KLD - Kullback-Leibler Divergence
=================================

.. toctree::
   :maxdepth: 3

.. contents:: Table of Contents
   :local:
   :depth: 2

The **Kullback-Leibler Divergence (KLD)** :cite:`hershey2007approximating`, also known as relative entropy, is a foundational statistical measure originating from information theory. It quantifies how much one probability distribution (the predictions, :math:`\hat{y}`) differs from a reference probability distribution (the ground truth, :math:`y`).

.. math::

    D_{KL}(y || \hat{y}) = \sum_{i=1}^{N} y_i \ln\left(\frac{y_i}{\hat{y}_i}\right)

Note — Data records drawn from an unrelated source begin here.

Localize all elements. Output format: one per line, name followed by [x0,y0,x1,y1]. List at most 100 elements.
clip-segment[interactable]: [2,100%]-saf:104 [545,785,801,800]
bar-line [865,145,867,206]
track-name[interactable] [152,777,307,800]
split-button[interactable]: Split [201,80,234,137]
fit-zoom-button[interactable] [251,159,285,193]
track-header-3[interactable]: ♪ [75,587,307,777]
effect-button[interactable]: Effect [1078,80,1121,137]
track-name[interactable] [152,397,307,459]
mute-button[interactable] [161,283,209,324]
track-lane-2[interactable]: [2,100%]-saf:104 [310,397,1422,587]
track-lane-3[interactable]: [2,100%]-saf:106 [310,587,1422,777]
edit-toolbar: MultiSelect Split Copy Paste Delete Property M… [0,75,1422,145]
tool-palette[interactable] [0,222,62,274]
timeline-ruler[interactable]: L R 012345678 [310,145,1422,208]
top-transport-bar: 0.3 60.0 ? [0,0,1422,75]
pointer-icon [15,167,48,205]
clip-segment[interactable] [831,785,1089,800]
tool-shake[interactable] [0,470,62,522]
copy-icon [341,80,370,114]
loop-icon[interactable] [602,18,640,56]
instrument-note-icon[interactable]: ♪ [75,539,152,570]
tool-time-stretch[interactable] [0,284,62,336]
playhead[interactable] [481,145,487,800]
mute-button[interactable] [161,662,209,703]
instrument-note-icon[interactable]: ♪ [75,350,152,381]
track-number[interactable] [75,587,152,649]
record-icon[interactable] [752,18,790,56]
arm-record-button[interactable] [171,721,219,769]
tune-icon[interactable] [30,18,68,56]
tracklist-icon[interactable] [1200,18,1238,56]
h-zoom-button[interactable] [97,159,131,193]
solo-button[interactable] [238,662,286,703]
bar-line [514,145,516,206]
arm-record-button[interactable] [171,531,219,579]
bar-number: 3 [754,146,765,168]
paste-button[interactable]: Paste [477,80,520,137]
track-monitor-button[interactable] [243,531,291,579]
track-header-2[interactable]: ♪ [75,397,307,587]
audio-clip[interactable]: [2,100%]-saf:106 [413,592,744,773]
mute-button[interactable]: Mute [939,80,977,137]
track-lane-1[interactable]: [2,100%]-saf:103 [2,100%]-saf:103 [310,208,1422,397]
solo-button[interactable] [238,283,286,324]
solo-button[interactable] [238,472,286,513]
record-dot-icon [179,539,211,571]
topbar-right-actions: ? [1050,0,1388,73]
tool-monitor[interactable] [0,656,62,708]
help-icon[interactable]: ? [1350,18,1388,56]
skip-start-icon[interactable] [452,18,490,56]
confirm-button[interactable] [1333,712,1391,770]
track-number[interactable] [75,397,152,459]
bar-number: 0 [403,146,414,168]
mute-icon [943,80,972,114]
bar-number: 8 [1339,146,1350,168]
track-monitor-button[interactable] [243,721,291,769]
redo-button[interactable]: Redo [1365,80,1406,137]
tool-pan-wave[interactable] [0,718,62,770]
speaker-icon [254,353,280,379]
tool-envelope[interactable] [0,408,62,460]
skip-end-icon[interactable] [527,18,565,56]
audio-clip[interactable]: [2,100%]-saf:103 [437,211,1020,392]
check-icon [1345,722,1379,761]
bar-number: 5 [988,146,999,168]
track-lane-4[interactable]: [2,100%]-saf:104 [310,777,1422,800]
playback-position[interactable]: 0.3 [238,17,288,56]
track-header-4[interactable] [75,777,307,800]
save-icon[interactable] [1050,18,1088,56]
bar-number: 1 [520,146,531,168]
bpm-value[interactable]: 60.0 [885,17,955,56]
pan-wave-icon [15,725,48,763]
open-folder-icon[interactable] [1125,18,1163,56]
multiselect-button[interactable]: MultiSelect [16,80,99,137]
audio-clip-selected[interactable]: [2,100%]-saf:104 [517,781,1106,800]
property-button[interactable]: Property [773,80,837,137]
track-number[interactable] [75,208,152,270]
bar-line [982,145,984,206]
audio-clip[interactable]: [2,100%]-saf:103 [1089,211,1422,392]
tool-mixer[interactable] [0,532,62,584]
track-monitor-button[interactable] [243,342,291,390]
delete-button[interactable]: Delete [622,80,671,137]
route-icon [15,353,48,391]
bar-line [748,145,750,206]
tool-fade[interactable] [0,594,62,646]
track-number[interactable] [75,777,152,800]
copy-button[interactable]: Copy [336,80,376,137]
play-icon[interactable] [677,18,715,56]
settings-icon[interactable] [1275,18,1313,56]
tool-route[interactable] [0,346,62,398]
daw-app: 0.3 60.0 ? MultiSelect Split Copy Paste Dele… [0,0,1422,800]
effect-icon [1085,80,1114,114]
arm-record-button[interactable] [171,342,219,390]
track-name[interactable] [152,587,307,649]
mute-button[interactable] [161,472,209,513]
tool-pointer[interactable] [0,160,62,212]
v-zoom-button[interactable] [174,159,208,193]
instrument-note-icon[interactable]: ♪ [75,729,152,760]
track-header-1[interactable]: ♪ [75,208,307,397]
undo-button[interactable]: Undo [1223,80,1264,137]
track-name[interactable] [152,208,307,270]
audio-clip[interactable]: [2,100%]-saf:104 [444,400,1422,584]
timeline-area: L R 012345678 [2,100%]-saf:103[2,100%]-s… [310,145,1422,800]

Note: :math:`\ln` denotes the natural logarithm. The formula calculates the expectation of the logarithmic difference between the probabilities.

-------------------------------------------------------------------------------

Description
-----------

**Advantages:**
	* **Information Loss Measurement:** KLD is exceptional at measuring the exact amount of "information lost" when you use the predicted distribution to approximate the true distribution.
	* **Optimization Standard:** It is the core mathematical engine behind Cross-Entropy Loss (minimizing Cross-Entropy is directly tied to minimizing KLD), making it ubiquitous in machine learning and neural network training.

**Disadvantages:**
	* **Asymmetry (Crucial Limitation):** KLD is **not** a true statistical distance metric because it is inherently asymmetric. :math:`D_{KL}(A || B)` does not equal :math:`D_{KL}(B || A)`. It also does not satisfy the triangle inequality. If you need a symmetric distance, use the Jensen-Shannon Divergence (JSD).
	* **Zero-Probability Crash:** The formula divides by :math:`\hat{y}_i`. If your model predicts exactly ``0.0`` for an event that actually occurs in the ground truth (:math:`y_i > 0`), the formula involves division by zero and will explode to infinity. *(Implementation note: Always add a tiny epsilon to the denominator).*
	* **Strict Domain Constraint:** Both arrays must strictly contain non-negative values (ideally representing valid probability distributions where the sum equals 1).

-------------------------------------------------------------------------------

Properties
----------

* **Best possible score:** ``0.0`` (Indicates the two distributions are perfectly identical).
* **Range:** ``[0.0, +inf)`` (By Gibbs' inequality, KLD is always non-negative).
* **Mathematical Reference:** `Machine Learning Mastery <https://machinelearningmastery.com/divergence-between-probability-distributions/>`_

-------------------------------------------------------------------------------

Example Usage
-------------

*Note: Ensure inputs are strictly non-negative, ideally structured as valid probability distributions.*

.. code-block:: python
    :emphasize-lines: 10, 18

    from numpy import array
    from permetrics.regression import RegressionMetric

    ## 1. For 1-D array (Single-output)
    y_true = array([0.1, 0.4, 0.2, 0.3])
    y_pred = array([0.15, 0.35, 0.25, 0.25])

    evaluator = RegressionMetric(y_true, y_pred)
    # Calculate Kullback-Leibler Divergence
    print("KLD: ", evaluator.KLD())

    ## 2. For > 1-D array (Multi-output)
    y_true = array([[0.5, 0.5], [0.8, 0.2], [0.1, 0.9]])
    y_pred = array([[0.4, 0.6], [0.7, 0.3], [0.2, 0.8]])

    evaluator = RegressionMetric(y_true, y_pred)
    # Return an array of scores for each column
    print("KLD (Multi-output): ", evaluator.KLD(multi_output="raw_values"))